2.3 Multilingual Claim Processing

When we move to another language while staying in the same policy domain – for example, for the purpose of comparative analyses across countries – we find ourselves faced with a specific case of Challenges 1 and 2: Do we have to start over with creating manual annotations? For argument mining, for which the identification of claims is a core task, the potential of machine translation for cross-lingual projection has already been established [16].

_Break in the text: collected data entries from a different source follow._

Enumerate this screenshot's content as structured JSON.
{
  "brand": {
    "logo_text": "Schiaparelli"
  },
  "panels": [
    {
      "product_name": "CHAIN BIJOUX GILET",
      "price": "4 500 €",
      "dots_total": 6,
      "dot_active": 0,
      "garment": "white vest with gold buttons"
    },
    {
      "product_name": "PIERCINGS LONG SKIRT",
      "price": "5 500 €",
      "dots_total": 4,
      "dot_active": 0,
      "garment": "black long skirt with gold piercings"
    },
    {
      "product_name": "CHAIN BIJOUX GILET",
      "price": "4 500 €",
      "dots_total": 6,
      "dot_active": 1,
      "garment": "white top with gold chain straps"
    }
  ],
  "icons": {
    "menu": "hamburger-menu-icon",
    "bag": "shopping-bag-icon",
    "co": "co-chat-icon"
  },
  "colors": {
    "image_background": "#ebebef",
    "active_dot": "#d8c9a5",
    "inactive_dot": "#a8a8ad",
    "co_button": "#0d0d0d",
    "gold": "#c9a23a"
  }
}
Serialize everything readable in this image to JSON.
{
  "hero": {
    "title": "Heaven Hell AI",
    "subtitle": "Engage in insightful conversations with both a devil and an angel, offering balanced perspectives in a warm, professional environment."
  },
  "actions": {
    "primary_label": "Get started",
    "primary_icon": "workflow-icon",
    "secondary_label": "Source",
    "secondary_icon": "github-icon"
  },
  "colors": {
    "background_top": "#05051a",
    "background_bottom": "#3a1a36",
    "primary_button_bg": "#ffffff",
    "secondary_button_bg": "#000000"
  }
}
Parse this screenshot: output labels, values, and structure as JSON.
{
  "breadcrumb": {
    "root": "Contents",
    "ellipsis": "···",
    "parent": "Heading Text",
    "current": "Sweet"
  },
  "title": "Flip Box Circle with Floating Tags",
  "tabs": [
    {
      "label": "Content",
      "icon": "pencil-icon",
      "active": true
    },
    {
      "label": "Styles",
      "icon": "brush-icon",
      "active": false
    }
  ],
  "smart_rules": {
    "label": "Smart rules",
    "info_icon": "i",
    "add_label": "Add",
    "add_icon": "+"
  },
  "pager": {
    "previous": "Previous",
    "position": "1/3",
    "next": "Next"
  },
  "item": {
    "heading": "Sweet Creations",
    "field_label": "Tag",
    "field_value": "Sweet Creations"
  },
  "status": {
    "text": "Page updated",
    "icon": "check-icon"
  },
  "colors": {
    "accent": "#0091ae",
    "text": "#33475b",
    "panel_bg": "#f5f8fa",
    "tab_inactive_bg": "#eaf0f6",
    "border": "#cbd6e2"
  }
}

We report on a pilot study in claim identification and classification in other languages [45], machine-translating the German DEbateNet articles into English and French (this overview focuses on English). We compared three strategies: (a) backtranslating the foreign-language texts into German and analyzing them with a monolingual German BERT-based claim identifier and classifiers (‘translate-test’); (b) building monolingual BERT-based foreign-language models from the translated DebateNet and using them to analyze the data in the respective languages (‘translate-train’); (c) training multilingual models based on multilingual BERT on the original German data and then applying it to translated data (‘multilingual’).

Table 2. Cross-lingual modeling: F1 scores for Claim class for claim identification (Id), macro average for claim classification (Class) on two datasets: DebateNet and Guardian. Simplified from [45].

The ‘DebateNet’ column of Table 2 shows that dealing with multilingual claims with machine translation works well: results are almost identical to the monolingual setup. In contrast, using multilingual embeddings incurs a substantial performance penalty. This is in line with previous analyses arguing that multilingual embeddings attempt to solve a harder, more open-ended task than MT systems do [2, 34]. Also, claim identification in the multilingual embedding setup drops only \(\approx \)10 points F\(_1\) compared to the baseline, while claim classification drops 20 points F\(_1\) – the limiting factor seems to be the embeddings’ (in-)ability to account for fine-grained topic distinctions consistently across languages.

This looks like machine translation is, indeed, sufficient to transfer political claims analysis across languages. However, the question is whether machine-translated text is a reasonable proxy for original text in a language. To test for this effect, we annotated a small sample of English reporting from the Guardian on the German migration debate. The results in the ‘Guardian’ column of Table 2 are much lower than those for the machine translated text. Again, we see an advantage for the MT-based approaches over multilingual embeddings, but less clearly. Particularly striking is the drop for claim identification with the MT approach from 56%-57% to 20-26% F\(_1\). Indeed, a British newspaper is likely to report on German domestic affairs differently from a German newspaper, which leads to differences in claim form and substance: They tend to focus on the internationally most visible actors and report claims on a more coarse-grained level. Beyond the linguistic differences that NLP has so far focused on, therefore, working with newspaper reports from different countries necessitates bridging the cultural differences in framing [42], which may require some amount of manual labeling, or at least few-shot learning (cf. Section 2.1) after all.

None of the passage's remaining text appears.